Edinburgh Playhouse is welcoming another smash-hit musical this week, and this time it’s Charlie and the Chocolate Factory, where Gareth Snook plays Willy Wonka. The tour will visit the Scottish capital between Wednesday, March 29 and Saturday, April 15.
Roald Dahl’s Charlie and the Chocolate Factory – The Musical tells the diabolically sweet story of a young golden ticket winner Charlie Bucket and the mysterious misunderstood character Willy Wonka. When Charlie wins a golden ticket to the wonderfully strange Wonka Chocolate Factory, it’s an opportunity of a lifetime to feast on as many sweet treats a child could ever wish.
Secret Edinburgh spoke to actor Gareth Snook who will play Willy Wonka in the UK and Ireland tour of the new production. Gareth Snook’s colourful West End theatre credits include Monsieur André in The Phantom of the Opera at Her Majesty’s Theatre and also the 25th Anniversary production at the Royal Albert Hall, Les Misérables at the Palace Theatre, My Fair Lady at the Theatre Royal Drury Lane. So, here’s a chance to look deeper into the misunderstood character’s world.
What is the reason behind choosing acting as a career?
Everyone has their own story of how they became who they are today, how they’ve arrived where they are now. Gareth pursued acting in a traditional way from an early age, inspired by a Shakespeare-loving drama teacher: “The drama teacher that I had in school was amazing, and he became one of the greatest drama teachers in the county. […] He was quite inspirational and he started putting me in his school plays.”, shared the actor. “Fortunately, the industry was really kind to me, so I count myself as one of the lucky ones.”
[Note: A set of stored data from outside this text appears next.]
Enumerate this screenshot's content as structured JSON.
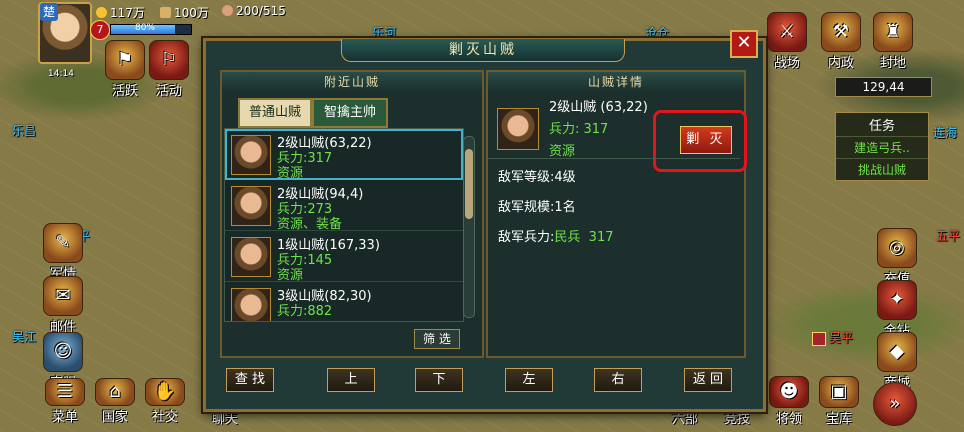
{
  "hud": {
    "kingdom": "楚",
    "vip": "7",
    "gold": "117万",
    "food": "100万",
    "troops": "200/515",
    "exp_percent": "80%",
    "exp_fraction": 0.8,
    "clock": "14:14",
    "coords": "129,44"
  },
  "left_buttons": [
    {
      "label": "活跃"
    },
    {
      "label": "活动"
    },
    {
      "label": "军情"
    },
    {
      "label": "邮件"
    },
    {
      "label": "客服"
    }
  ],
  "bottom_buttons": [
    {
      "label": "菜单"
    },
    {
      "label": "国家"
    },
    {
      "label": "社交"
    },
    {
      "label": "聊天"
    }
  ],
  "right_top_buttons": [
    {
      "label": "战场"
    },
    {
      "label": "内政"
    },
    {
      "label": "封地"
    }
  ],
  "right_buttons": [
    {
      "label": "充值"
    },
    {
      "label": "金钻"
    },
    {
      "label": "商城"
    }
  ],
  "bottom_right_buttons": [
    {
      "label": "六部"
    },
    {
      "label": "竞技"
    },
    {
      "label": "将领"
    },
    {
      "label": "宝库"
    }
  ],
  "task": {
    "title": "任务",
    "items": [
      "建造弓兵..",
      "挑战山贼"
    ]
  },
  "map_labels": {
    "lechang": "乐昌",
    "wujiang": "吴江",
    "wuping": "吴平",
    "wuping2": "五平",
    "lianhe": "连海",
    "lehe": "乐河",
    "cang": "沧仓",
    "ping": "平"
  },
  "dialog": {
    "title": "剿灭山贼",
    "left_header": "附近山贼",
    "right_header": "山贼详情",
    "tabs": [
      "普通山贼",
      "智擒主帅"
    ],
    "bandits": [
      {
        "name": "2级山贼(63,22)",
        "strength": "兵力:317",
        "resources": "资源"
      },
      {
        "name": "2级山贼(94,4)",
        "strength": "兵力:273",
        "resources": "资源、装备"
      },
      {
        "name": "1级山贼(167,33)",
        "strength": "兵力:145",
        "resources": "资源"
      },
      {
        "name": "3级山贼(82,30)",
        "strength": "兵力:882",
        "resources": ""
      }
    ],
    "filter": "筛 选",
    "detail": {
      "name": "2级山贼  (63,22)",
      "strength": "兵力: 317",
      "resources": "资源",
      "wipe_button": "剿 灭",
      "enemy_level": "敌军等级:4级",
      "enemy_scale": "敌军规模:1名",
      "enemy_strength_label": "敌军兵力:",
      "enemy_strength_type": "民兵",
      "enemy_strength_value": "317"
    },
    "nav": [
      "查 找",
      "上",
      "下",
      "左",
      "右",
      "返 回"
    ]
  },
  "colors": {
    "highlight": "#e0161c",
    "green_text": "#6ee34a",
    "panel_bg": "#1c2f2c"
  }
}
What do you need to enter this industry as an actor?
“If you think that there is absolutely nothing else you can do, that’s it. There is no other thing that you can even bare thinking about, then, really, you’re half way there.”, Gareth Snook expressed. While there is no clear path one has to take in order to be successful, living and breathing your craft is a great place to start.
Why is Willy Wonka an often misunderstood character?
When playing a character, one has to understand them, and even love them, even if they have done not so great things. Willy Wonka can often seem like a sinister character, doing all these horrible things to the misbehaving children. However, that is not the case.
A director once told Gareth: “I don’t know where Willy ends and you start.”, he laughed. “I think he’s a terribly misunderstood character. […] He’s many many things, he’s not one thing: he’s such a mercurial person. And he’s locked himself up for 40 years, so no wonder his social skills are a little bit skewed.”, the actor laughs further.
“I think it’s the kids and the bad parenting that gets the kids in the show into a mess, because they don’t listen.”, Gareth explains. It is easy to blame a character for all the bad things they have done without questioning why they have done it or how they got there, and Willy Wonka is the perfect example of a multidimensional villain.
What would you say are the teachable moments of the story when it comes to the morality of being naughty vs. being good?
“The kids love it. […] I think children love seeing other children get into trouble. They love seeing kids going against authority, not listening. I think that’s one of its successes as a story.”, laughs the actor.
“In the end, Wonka suddenly recognises himself in Charlie. […] It’s a beautifully simple show on so many levels, yet effective.”
Overall, spectators should also walk away with the message of not judging others too quickly. “In the show, we say he’s [Willie Wonka] locked himself in for 40 years, in the book it’s only 10 because he was betrayed by the people he trusted.”
“That is why he just closed the factory down because everyone stole all his ideas, he couldn’t trust anyone. […] You don’t forget betrayal in a hurry. When he sees Charlie at first, he thinks he’s a spy, he thinks everyone’s a spy.”, explains Gareth Snook. At the end, nothing in life is black or white, and Charlie and the Chocolate Factory provides a multi-layered story for both children and adults.